Phishing simulation software can also be used as part of your training and awareness program, which can help you evaluate how your employees respond to attacks in their inboxes. Of note, in 2021, Verizon’s Data Breach Investigations Report found that nearly 40 percent of breaches featured phishing.
- Don’t Keep Security in a Silo
Part of maintaining strong information security involves promoting good communication between colleagues and departments, particularly when working in a hybrid or remote environment. Your employees should never feel shy about reaching out if they have questions or concerns. They should feel able to:
- Forward suspicious emails to the IT department or designated security team member for investigation
- Reach out to coworkers through other means if they receive a suspicious communication, like Slack, text, or phone
- Feel comfortable reporting a potential incident, unusual activity, or a breach
- Implement Security Frameworks
Security frameworks are guides that can help you secure your organization without accidentally leaving anything out. These can help you decide which policies you need, give you a benchmark for compliance, and put you in a strong position when you need to answer vendor security questionnaires.
There are many out there – SOC 2, ISO 2700K, and NIST are several popular standards for tech companies. If you don’t have a security framework yet, the CIS Controls is a good starting point – thorough while being intuitive enough for non-IT employees to grasp. Using the CIS Controls as your framework also puts you in a strong position if you later decide to adopt other security frameworks.

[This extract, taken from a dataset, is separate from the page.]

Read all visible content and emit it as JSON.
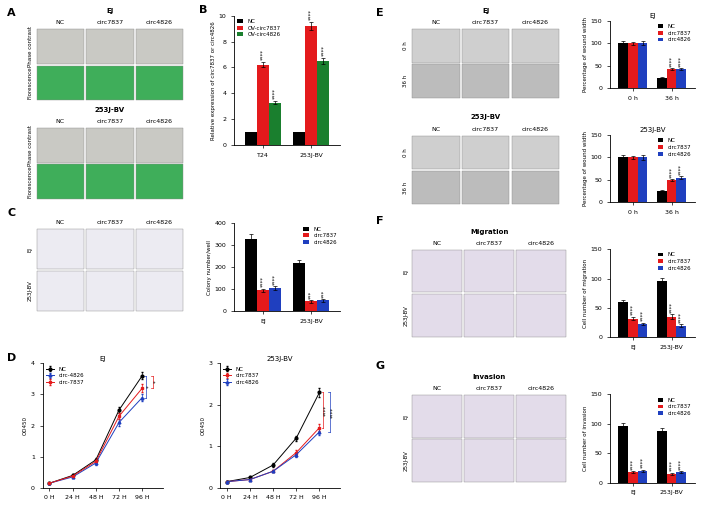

Leveraging a framework can also show you where any weak points or vulnerabilities stand, helping you to secure your company before those holes are exploited. Depending on your needs, you can use an internal reporting tool or a third-party auditor to monitor your compliance.
Fostering an information security culture can dramatically improve the overall security within your organization. Your employees are the frontline of defense against cyberattacks and malicious actors. Cultivating a security culture will empower them to be more discerning when they encounter potential attacks and help safeguard your organization from devastating impacts related to cybercrime.